Corticosteroids remain among the most potent pharmacologic agents used in the more severe variants of ocular allergy and are also effective in the treatment of acute and chronic forms of AC [44–48]. Corticosteroids possess immunosuppressive and anti-proliferative properties since they can hinder the transcription factor that regulates the transcription of Th2-derived cytokine genes and differentiation of activated T-lymphocytes into Th2-lymphocytes. They have some limitations, including ocular adverse effects, such as delayed wound healing, secondary infection, elevated intraocular pressure, and formation of cataract. These agents are therefore appropriate for short courses (up to 2 weeks); however, if needed for longer durations, an eye examination should be carried out, including baseline assessment of cataracts and intraocular pressure measurement [3, 49].
The efficacy of immunotherapy against ocular symptoms precipitated by conjunctival antigen challenges was originally demonstrated in 1911 and this well-established method may be considered for the long-term control of AC . Although some more recent studies have focused on nasal rather than ocular symptoms, others have confirmed the efficacy of immunotherapy against ocular symptoms [50–56].

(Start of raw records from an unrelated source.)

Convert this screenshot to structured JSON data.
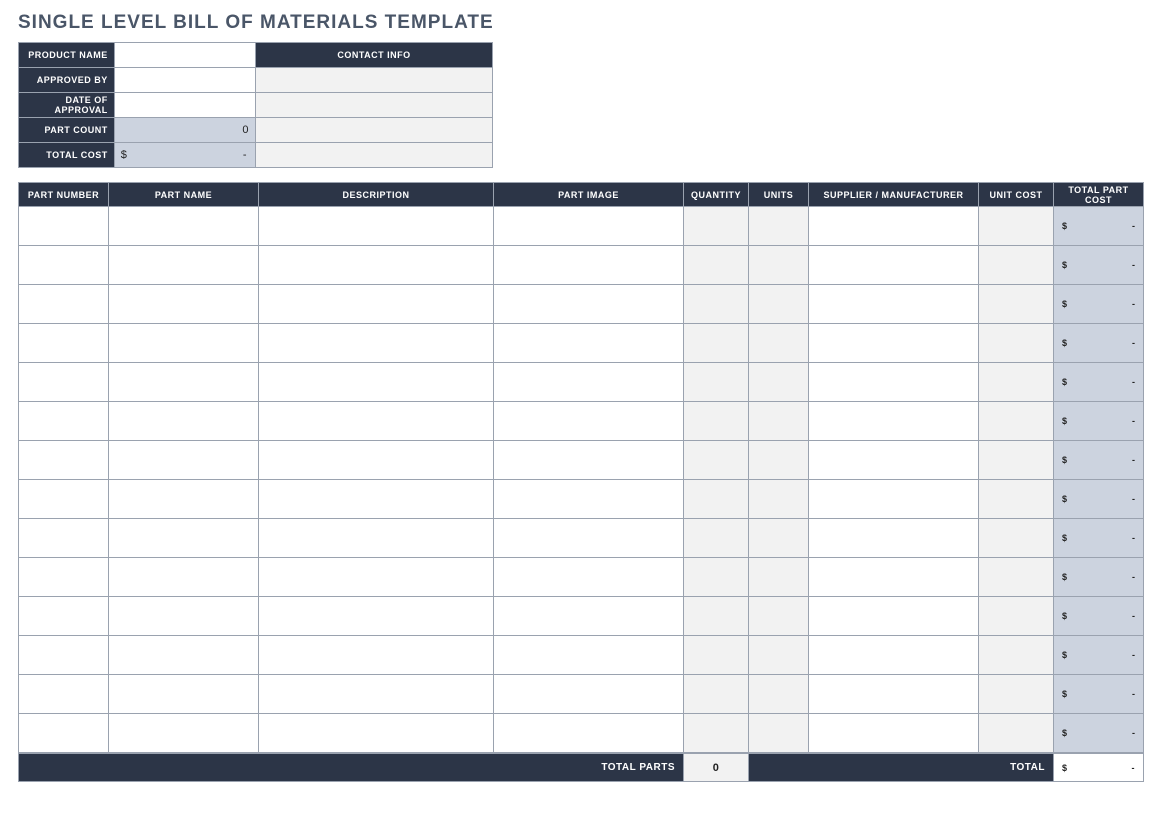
{
  "title": "SINGLE LEVEL BILL OF MATERIALS TEMPLATE",
  "colors": {
    "header_bg": "#2c3547",
    "header_text": "#ffffff",
    "title_text": "#4a5668",
    "cell_grey": "#f2f2f2",
    "cell_blue": "#ccd3df",
    "border": "#9aa2af"
  },
  "summary": {
    "labels": {
      "product_name": "PRODUCT NAME",
      "contact_info": "CONTACT INFO",
      "approved_by": "APPROVED BY",
      "date_of_approval": "DATE OF APPROVAL",
      "part_count": "PART COUNT",
      "total_cost": "TOTAL COST"
    },
    "values": {
      "product_name": "",
      "contact_info": "",
      "approved_by": "",
      "date_of_approval": "",
      "part_count": "0",
      "total_cost_currency": "$",
      "total_cost_amount": "-"
    }
  },
  "columns": [
    "PART NUMBER",
    "PART NAME",
    "DESCRIPTION",
    "PART IMAGE",
    "QUANTITY",
    "UNITS",
    "SUPPLIER  /  MANUFACTURER",
    "UNIT COST",
    "TOTAL PART COST"
  ],
  "rows": [
    {
      "total_currency": "$",
      "total_amount": "-"
    },
    {
      "total_currency": "$",
      "total_amount": "-"
    },
    {
      "total_currency": "$",
      "total_amount": "-"
    },
    {
      "total_currency": "$",
      "total_amount": "-"
    },
    {
      "total_currency": "$",
      "total_amount": "-"
    },
    {
      "total_currency": "$",
      "total_amount": "-"
    },
    {
      "total_currency": "$",
      "total_amount": "-"
    },
    {
      "total_currency": "$",
      "total_amount": "-"
    },
    {
      "total_currency": "$",
      "total_amount": "-"
    },
    {
      "total_currency": "$",
      "total_amount": "-"
    },
    {
      "total_currency": "$",
      "total_amount": "-"
    },
    {
      "total_currency": "$",
      "total_amount": "-"
    },
    {
      "total_currency": "$",
      "total_amount": "-"
    },
    {
      "total_currency": "$",
      "total_amount": "-"
    }
  ],
  "footer": {
    "total_parts_label": "TOTAL PARTS",
    "total_parts_value": "0",
    "total_label": "TOTAL",
    "total_currency": "$",
    "total_amount": "-"
  }
}
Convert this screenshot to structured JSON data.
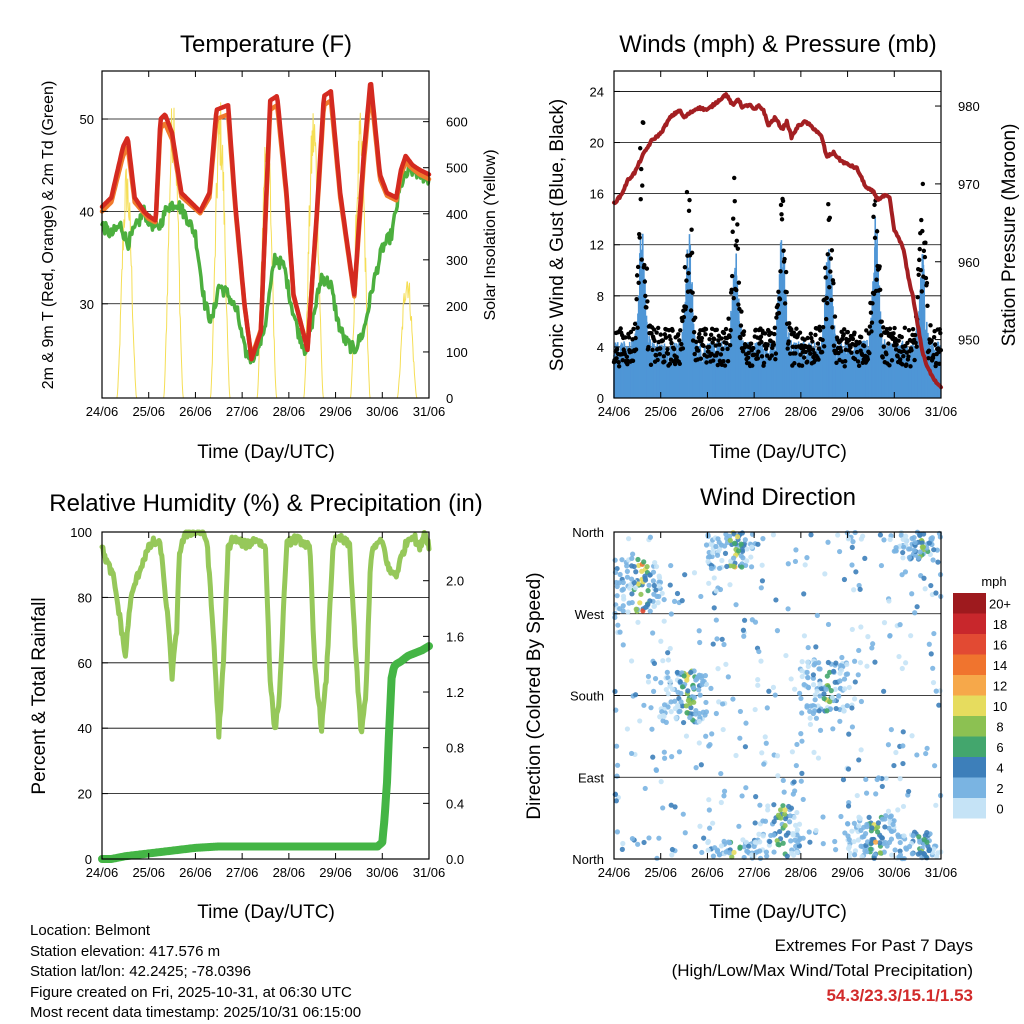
{
  "chart_data": [
    {
      "type": "line",
      "title": "Temperature (F)",
      "xlabel": "Time (Day/UTC)",
      "ylabel": "2m & 9m T (Red, Orange) & 2m Td (Green)",
      "y2label": "Solar Insolation (Yellow)",
      "x_ticks": [
        "24/06",
        "25/06",
        "26/06",
        "27/06",
        "28/06",
        "29/06",
        "30/06",
        "31/06"
      ],
      "xlim": [
        0,
        7
      ],
      "ylim": [
        19.8,
        55.2
      ],
      "y_ticks": [
        30,
        40,
        50
      ],
      "y2lim": [
        0,
        710
      ],
      "y2_ticks": [
        0,
        100,
        200,
        300,
        400,
        500,
        600
      ],
      "colors": {
        "t2m": "#d42a20",
        "t9m": "#f07a2c",
        "td": "#4caf3e",
        "solar": "#f5de55"
      },
      "daily_high_temp_f": [
        47.5,
        50.5,
        51.5,
        52.5,
        53.0,
        54.3,
        46.5
      ],
      "daily_low_temp_f": [
        39.5,
        35.0,
        36.5,
        23.3,
        25.0,
        30.5,
        43.5
      ],
      "daily_peak_solar_wm2": [
        520,
        690,
        655,
        640,
        650,
        620,
        290
      ],
      "series": [
        {
          "name": "2m T",
          "color": "#d42a20",
          "x": [
            0.0,
            0.2,
            0.45,
            0.55,
            0.7,
            0.9,
            1.0,
            1.15,
            1.25,
            1.35,
            1.5,
            1.7,
            1.9,
            2.1,
            2.3,
            2.45,
            2.7,
            2.85,
            3.05,
            3.2,
            3.4,
            3.6,
            3.75,
            3.95,
            4.1,
            4.4,
            4.6,
            4.75,
            4.9,
            5.1,
            5.4,
            5.6,
            5.75,
            5.95,
            6.1,
            6.3,
            6.4,
            6.5,
            6.65,
            6.8,
            7.0
          ],
          "y": [
            40.5,
            41.5,
            47.0,
            48.0,
            41.5,
            40.0,
            39.5,
            39.0,
            50.0,
            50.5,
            48.5,
            42.0,
            41.0,
            40.0,
            42.0,
            51.0,
            51.5,
            41.0,
            30.0,
            24.0,
            27.0,
            52.0,
            52.5,
            42.0,
            31.0,
            25.0,
            40.0,
            52.5,
            53.0,
            42.0,
            31.0,
            46.0,
            54.3,
            44.0,
            42.0,
            41.5,
            44.5,
            46.0,
            45.0,
            44.5,
            44.0
          ]
        },
        {
          "name": "9m T",
          "color": "#f07a2c",
          "x": [
            0.0,
            0.2,
            0.45,
            0.55,
            0.7,
            0.9,
            1.0,
            1.15,
            1.25,
            1.35,
            1.5,
            1.7,
            1.9,
            2.1,
            2.3,
            2.45,
            2.7,
            2.85,
            3.05,
            3.2,
            3.4,
            3.6,
            3.75,
            3.95,
            4.1,
            4.4,
            4.6,
            4.75,
            4.9,
            5.1,
            5.4,
            5.6,
            5.75,
            5.95,
            6.1,
            6.3,
            6.4,
            6.5,
            6.65,
            6.8,
            7.0
          ],
          "y": [
            40.0,
            41.0,
            46.0,
            47.0,
            41.0,
            39.8,
            39.2,
            38.8,
            49.0,
            49.5,
            47.8,
            41.6,
            40.7,
            39.8,
            41.5,
            50.0,
            50.5,
            40.5,
            29.8,
            24.2,
            27.2,
            51.0,
            51.5,
            41.5,
            30.8,
            25.2,
            39.5,
            51.5,
            52.0,
            41.5,
            30.8,
            45.0,
            53.3,
            43.5,
            41.7,
            41.2,
            44.0,
            45.3,
            44.6,
            44.0,
            43.5
          ]
        },
        {
          "name": "2m Td",
          "color": "#4caf3e",
          "x": [
            0.0,
            0.2,
            0.4,
            0.55,
            0.7,
            0.9,
            1.0,
            1.2,
            1.4,
            1.6,
            1.8,
            2.0,
            2.2,
            2.35,
            2.5,
            2.7,
            2.9,
            3.05,
            3.2,
            3.4,
            3.5,
            3.7,
            3.9,
            4.05,
            4.2,
            4.35,
            4.5,
            4.7,
            4.9,
            5.05,
            5.2,
            5.4,
            5.6,
            5.8,
            6.0,
            6.2,
            6.4,
            6.6,
            6.8,
            7.0
          ],
          "y": [
            38.5,
            37.5,
            38.5,
            36.5,
            38.0,
            40.0,
            39.0,
            38.0,
            40.5,
            41.0,
            39.5,
            37.5,
            30.0,
            28.0,
            32.0,
            31.0,
            29.0,
            25.0,
            24.0,
            26.0,
            28.0,
            35.0,
            34.0,
            30.0,
            27.0,
            25.0,
            28.0,
            33.0,
            32.0,
            28.0,
            26.0,
            25.0,
            27.0,
            32.0,
            36.0,
            37.5,
            43.0,
            44.5,
            44.0,
            43.5
          ]
        }
      ]
    },
    {
      "type": "scatter",
      "title": "Winds (mph) & Pressure (mb)",
      "xlabel": "Time (Day/UTC)",
      "ylabel": "Sonic Wind & Gust (Blue, Black)",
      "y2label": "Station Pressure (Maroon)",
      "x_ticks": [
        "24/06",
        "25/06",
        "26/06",
        "27/06",
        "28/06",
        "29/06",
        "30/06",
        "31/06"
      ],
      "xlim": [
        0,
        7
      ],
      "ylim": [
        0,
        25.6
      ],
      "y_ticks": [
        0,
        4,
        8,
        12,
        16,
        20,
        24
      ],
      "y2lim": [
        942.5,
        984.5
      ],
      "y2_ticks": [
        950,
        960,
        970,
        980
      ],
      "colors": {
        "wind": "#4f96d6",
        "gust": "#000000",
        "pressure": "#a31f22"
      },
      "daily_peak_wind_mph": [
        15.1,
        13.5,
        12.0,
        14.0,
        13.0,
        14.5,
        12.0
      ],
      "daily_peak_gust_mph": [
        23.8,
        18.7,
        18.4,
        17.5,
        16.8,
        18.0,
        17.5
      ],
      "series": [
        {
          "name": "Station Pressure",
          "color": "#a31f22",
          "x": [
            0.0,
            0.15,
            0.3,
            0.45,
            0.6,
            0.8,
            1.0,
            1.2,
            1.4,
            1.5,
            1.6,
            1.8,
            2.0,
            2.2,
            2.4,
            2.55,
            2.65,
            2.75,
            2.9,
            3.0,
            3.1,
            3.2,
            3.3,
            3.45,
            3.6,
            3.7,
            3.8,
            3.95,
            4.1,
            4.3,
            4.45,
            4.55,
            4.7,
            4.85,
            5.0,
            5.2,
            5.4,
            5.55,
            5.65,
            5.8,
            5.9,
            6.0,
            6.1,
            6.2,
            6.3,
            6.4,
            6.5,
            6.6,
            6.7,
            6.8,
            6.9,
            7.0
          ],
          "y": [
            967.5,
            968.5,
            970.5,
            971.5,
            973.5,
            975.5,
            976.5,
            978.5,
            979.5,
            978.5,
            979.0,
            979.8,
            979.5,
            980.5,
            981.5,
            980.0,
            981.0,
            979.8,
            980.2,
            979.5,
            980.0,
            979.5,
            977.5,
            978.5,
            977.0,
            978.0,
            976.0,
            977.5,
            978.0,
            977.0,
            976.0,
            973.5,
            974.0,
            973.0,
            972.5,
            972.0,
            969.5,
            969.0,
            968.0,
            968.5,
            968.2,
            964.0,
            963.0,
            961.5,
            958.0,
            955.5,
            952.0,
            948.5,
            946.5,
            945.5,
            944.5,
            944.0
          ]
        }
      ]
    },
    {
      "type": "line",
      "title": "Relative Humidity (%) & Precipitation (in)",
      "xlabel": "Time (Day/UTC)",
      "ylabel": "Percent & Total Rainfall",
      "x_ticks": [
        "24/06",
        "25/06",
        "26/06",
        "27/06",
        "28/06",
        "29/06",
        "30/06",
        "31/06"
      ],
      "xlim": [
        0,
        7
      ],
      "ylim": [
        0,
        100
      ],
      "y_ticks": [
        0,
        20,
        40,
        60,
        80,
        100
      ],
      "y2lim": [
        0,
        2.35
      ],
      "y2_ticks": [
        0.0,
        0.4,
        0.8,
        1.2,
        1.6,
        2.0
      ],
      "colors": {
        "rh": "#96c85a",
        "precip": "#44b545"
      },
      "daily_min_rh_pct": [
        58,
        55,
        37,
        38,
        39,
        38,
        87
      ],
      "series": [
        {
          "name": "Relative Humidity",
          "color": "#96c85a",
          "x": [
            0.0,
            0.1,
            0.25,
            0.4,
            0.5,
            0.6,
            0.7,
            0.8,
            0.9,
            1.0,
            1.1,
            1.25,
            1.4,
            1.5,
            1.6,
            1.65,
            1.75,
            1.85,
            2.0,
            2.15,
            2.25,
            2.4,
            2.5,
            2.6,
            2.7,
            2.8,
            2.95,
            3.1,
            3.3,
            3.5,
            3.6,
            3.7,
            3.8,
            3.95,
            4.1,
            4.3,
            4.45,
            4.55,
            4.7,
            4.8,
            4.95,
            5.1,
            5.3,
            5.45,
            5.55,
            5.65,
            5.75,
            5.85,
            6.0,
            6.15,
            6.3,
            6.4,
            6.5,
            6.6,
            6.7,
            6.8,
            6.9,
            7.0
          ],
          "y": [
            95,
            91,
            86,
            72,
            62,
            78,
            84,
            88,
            92,
            95,
            97,
            96,
            75,
            56,
            70,
            93,
            98,
            100,
            100,
            100,
            97,
            65,
            38,
            60,
            95,
            98,
            97,
            96,
            98,
            95,
            55,
            39,
            50,
            96,
            98,
            97,
            95,
            60,
            40,
            55,
            97,
            98,
            96,
            58,
            38,
            50,
            92,
            96,
            97,
            88,
            87,
            92,
            96,
            99,
            98,
            95,
            100,
            96
          ]
        },
        {
          "name": "Total Rainfall",
          "color": "#44b545",
          "x": [
            0.0,
            0.2,
            0.5,
            1.0,
            1.5,
            2.0,
            2.5,
            3.0,
            3.5,
            4.0,
            4.5,
            5.0,
            5.5,
            5.9,
            6.0,
            6.05,
            6.1,
            6.15,
            6.2,
            6.25,
            6.3,
            6.4,
            6.55,
            6.7,
            6.85,
            7.0
          ],
          "y": [
            0.0,
            0.0,
            0.02,
            0.04,
            0.06,
            0.08,
            0.09,
            0.09,
            0.09,
            0.09,
            0.09,
            0.09,
            0.09,
            0.09,
            0.12,
            0.3,
            0.55,
            0.95,
            1.3,
            1.38,
            1.4,
            1.42,
            1.46,
            1.48,
            1.5,
            1.53
          ]
        }
      ]
    },
    {
      "type": "scatter",
      "title": "Wind Direction",
      "xlabel": "Time (Day/UTC)",
      "ylabel": "Direction (Colored By Speed)",
      "x_ticks": [
        "24/06",
        "25/06",
        "26/06",
        "27/06",
        "28/06",
        "29/06",
        "30/06",
        "31/06"
      ],
      "xlim": [
        0,
        7
      ],
      "ylim": [
        0,
        360
      ],
      "y_ticks": [
        {
          "value": 0,
          "label": "North"
        },
        {
          "value": 90,
          "label": "East"
        },
        {
          "value": 180,
          "label": "South"
        },
        {
          "value": 270,
          "label": "West"
        },
        {
          "value": 360,
          "label": "North"
        }
      ],
      "colorbar": {
        "title": "mph",
        "levels": [
          "20+",
          "18",
          "16",
          "14",
          "12",
          "10",
          "8",
          "6",
          "4",
          "2",
          "0"
        ],
        "colors": [
          "#9e1a1e",
          "#c8272c",
          "#e24a33",
          "#f0742e",
          "#f6a84a",
          "#e6dc5e",
          "#8cc152",
          "#43a66d",
          "#3d7fba",
          "#7ab4e2",
          "#c5e3f6"
        ]
      },
      "dominant_direction_deg_by_day": [
        300,
        180,
        350,
        30,
        190,
        20,
        360
      ],
      "peak_speed_mph_by_day": [
        13,
        10,
        11,
        9,
        9,
        10,
        8
      ]
    }
  ],
  "footer": {
    "location": "Location: Belmont",
    "elevation": "Station elevation: 417.576 m",
    "latlon": "Station lat/lon: 42.2425; -78.0396",
    "created": "Figure created on Fri, 2025-10-31, at 06:30 UTC",
    "latest": "Most recent data timestamp: 2025/10/31 06:15:00"
  },
  "extremes": {
    "title": "Extremes For Past 7 Days",
    "subtitle": "(High/Low/Max Wind/Total Precipitation)",
    "values": "54.3/23.3/15.1/1.53"
  }
}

Allergen-specific immunotherapy is an effective treatment for patients with allergic rhinoconjunctivitis that have specific IgE antibodies to allergens. The main objective of this treatment is to induce a clinical tolerance to the specific allergen: it reduces the seasonal increases of IgE specific for that allergen, and it increases the production of specific IgG4 and IgA; such effects are mediated by an increase of the production of IL-10 and TGF-β1 .
However, immune responses to allergen administration are not predictive of the effectiveness of the therapy and the therapy itself can produce systemic reactions, the incidence and severity of which vary dependent on the type of allergen administered [58, 59]. Traditionally, immunotherapy is delivered via subcutaneous injection. However, sublingual (oral) immunotherapy (SLIT) is gaining momentum among allergists. SLIT requires further evaluation for ocular allergy relief; it has been shown to control ocular signs and symptoms, although ocular symptoms may respond less well than nasal symptoms [60–65]. Oral antihistamines are commonly used for the therapy of nasal and ocular allergy symptoms. These newer second-generation antihistamines are recommended in preference to first-generation antihistamines because they have a reduced propensity for adverse effects such as somnolence . Second-generation antihistamines can, however, induce ocular drying, which may impair the protective barrier provided by the ocular tear film and thus actually worsen allergic symptoms [66, 67]. It has therefore been suggested that the concomitant use of an eye drop may treat ocular allergic symptoms more effectively . Intranasal corticosteroids are highly effective for treating nasal symptoms of allergic rhinitis, but the evidence that they may also be effective for the treatment of ocular symptoms is inconsistent [68–70].